2. Passons à la primaire française de la droite et du centre. La façon d’agir à la D. T…. qu’a employée l’un des candidats, en parlant ici des Gaulois, là de double ration de frites, ce qui immédiatement déclenchait la critique des médias, a certainement eu pour effet de créer cette situation de connivence dont je parlais ci-dessus. Mais, au contraire de ce qui s’est passé aux Etats-Unis, cela n’a pas entraîné une majorité d’électeurs, et notre candidat a été éliminé. Pour un moment du moins, car comme le chat, il semble avoir plusieurs vies…

Selon une analyse maintenant classique, les élections se gagnent au centre, ce qui conduit les partis, de gauche et de droite, à atténuer leurs discours pour attirer les électeurs centristes. Mais ce constat ne vaut pas pour les primaires, qui s’adressent sinon à des militants, du moins à des électeurs déjà convaincus  et par cela même rétifs à cette atténuation vers le centre. Au contraire, ils réclament un programme électoral ici de droite dure mais pure (c’est-à-dire sans appel du pied ou de tout autre membre à l’extrême-droite). F. Fillon l’a bien compris, qui a donné dans la grammaire de droite classique reagano-thatcherienne (avec quelques années de retard sur ces grands ancêtres…). Cela, combiné à son image classique, suffit sans doute à expliquer l’ampleur de sa victoire, bien davantage qu’un vote catholique passablement fantasmé. Mais il lui reste (si l’on peut dire) maintenant à gagner l’élection et, pour ce faire, le vote des électeurs centristes sera décisif. Le rétro-pédalage sur le remboursement des soins ne s’explique sans doute pas autrement, et certainement pas, en tous les cas, parce qu’on aurait mal compris le candidat…

 

3. Terminons par un bref commentaire sur l’élection autrichienne. Les réseaux dits sociaux y ont, semble-t-il, joué un rôle non négligeable.

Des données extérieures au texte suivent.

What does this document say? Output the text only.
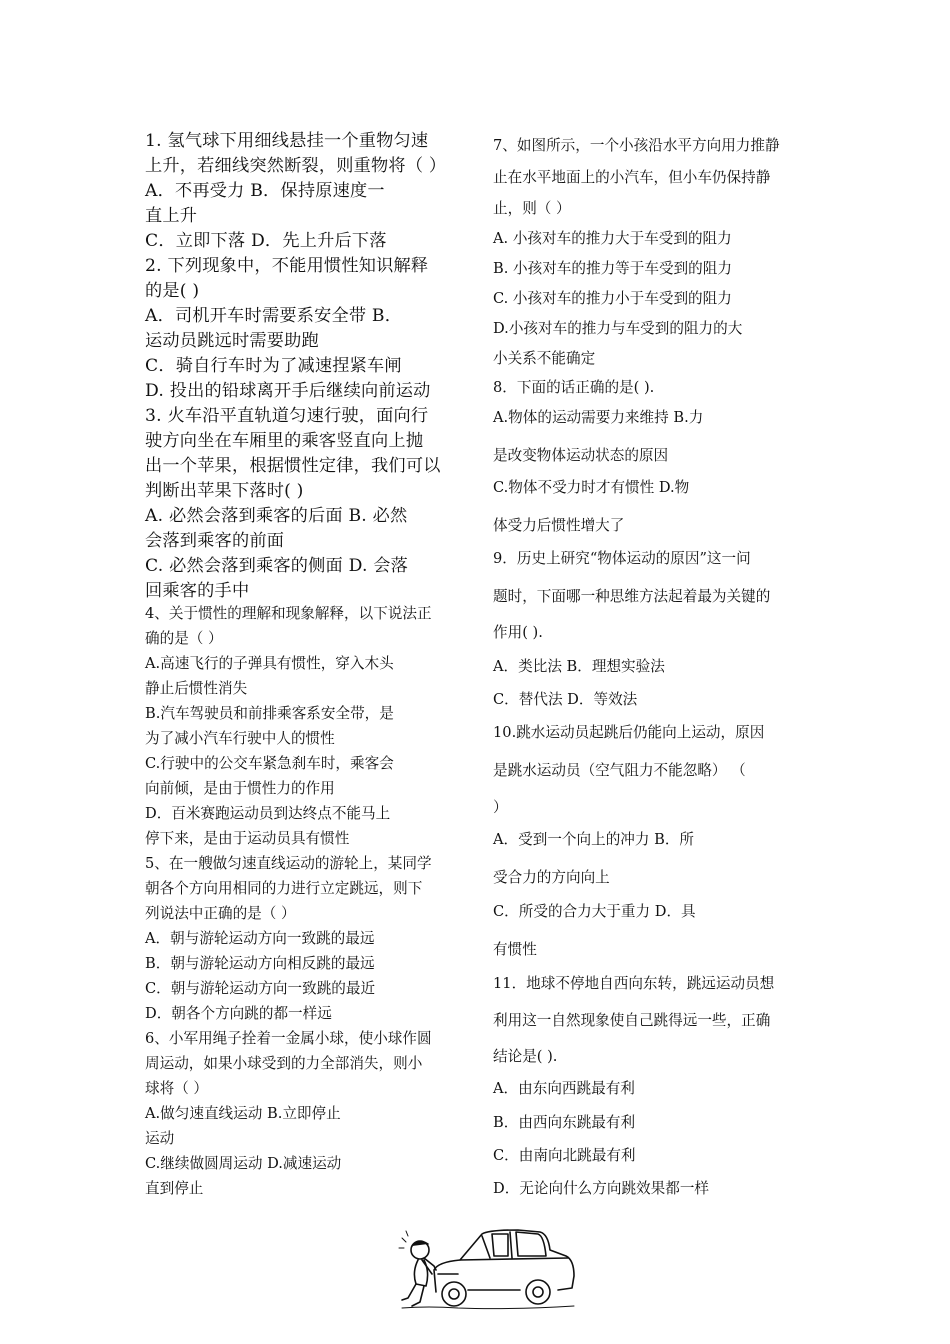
1. 氢气球下用细线悬挂一个重物匀速
上升，若细线突然断裂，则重物将（ ）
A．不再受力 B．保持原速度一
直上升
C．立即下落 D．先上升后下落
2. 下列现象中，不能用惯性知识解释
的是( )
A．司机开车时需要系安全带 B．
运动员跳远时需要助跑
C．骑自行车时为了减速捏紧车闸
D. 投出的铅球离开手后继续向前运动
3. 火车沿平直轨道匀速行驶，面向行
驶方向坐在车厢里的乘客竖直向上抛
出一个苹果，根据惯性定律，我们可以
判断出苹果下落时( )
A. 必然会落到乘客的后面 B. 必然
会落到乘客的前面
C. 必然会落到乘客的侧面 D. 会落
回乘客的手中
4、关于惯性的理解和现象解释，以下说法正
确的是（ ）
A.高速飞行的子弹具有惯性，穿入木头
静止后惯性消失
B.汽车驾驶员和前排乘客系安全带，是
为了减小汽车行驶中人的惯性
C.行驶中的公交车紧急刹车时，乘客会
向前倾，是由于惯性力的作用
D．百米赛跑运动员到达终点不能马上
停下来，是由于运动员具有惯性
5、在一艘做匀速直线运动的游轮上，某同学
朝各个方向用相同的力进行立定跳远，则下
列说法中正确的是（ ）
A．朝与游轮运动方向一致跳的最远
B．朝与游轮运动方向相反跳的最远
C．朝与游轮运动方向一致跳的最近
D．朝各个方向跳的都一样远
6、小军用绳子拴着一金属小球，使小球作圆
周运动，如果小球受到的力全部消失，则小
球将（ ）
A.做匀速直线运动 B.立即停止
运动
C.继续做圆周运动 D.减速运动
直到停止
7、如图所示，一个小孩沿水平方向用力推静
止在水平地面上的小汽车，但小车仍保持静
止，则（ ）
A. 小孩对车的推力大于车受到的阻力
B. 小孩对车的推力等于车受到的阻力
C. 小孩对车的推力小于车受到的阻力
D.小孩对车的推力与车受到的阻力的大
小关系不能确定
8．下面的话正确的是( ).
A.物体的运动需要力来维持 B.力
是改变物体运动状态的原因
C.物体不受力时才有惯性 D.物
体受力后惯性增大了
9．历史上研究“物体运动的原因”这一问
题时，下面哪一种思维方法起着最为关键的
作用( ).
A．类比法 B．理想实验法
C．替代法 D．等效法
10.跳水运动员起跳后仍能向上运动，原因
是跳水运动员（空气阻力不能忽略） （
）
A．受到一个向上的冲力 B．所
受合力的方向向上
C．所受的合力大于重力 D．具
有惯性
11．地球不停地自西向东转，跳远运动员想
利用这一自然现象使自己跳得远一些，正确
结论是( ).
A．由东向西跳最有利
B．由西向东跳最有利
C．由南向北跳最有利
D．无论向什么方向跳效果都一样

On dit même que la mise en ligne sur le site d’Alexander Van der Bellen d’un entretien avec une survivante de la Shoah a contribué à rappeler aux électeurs autrichiens quelques souvenirs historiques douloureux qu’ils auraient pu avoir oubliés et à les détourner d’un vote d’extrême-droite.

 

Le pire n’est jamais sûr, simplement probable.



[1] Avez-vous remarqué que l’édification d’un mur est devenu un must de la politique moderne, ici ou là ? On a bien oublié les concepteurs du mur de Berlin, qui ont cependant de nombreux épigones lesquels se gardent bien de revendiquer cette filiation…

[2] Ce qui est peut-être vrai, mais ne les autorise pas à voter n’importe comment. Ce n’est pas parce que je suis en colère contre mon voisin (hypothèse, je m’empresse de le dire) que je peux lui donner un coup de poing, ou pire.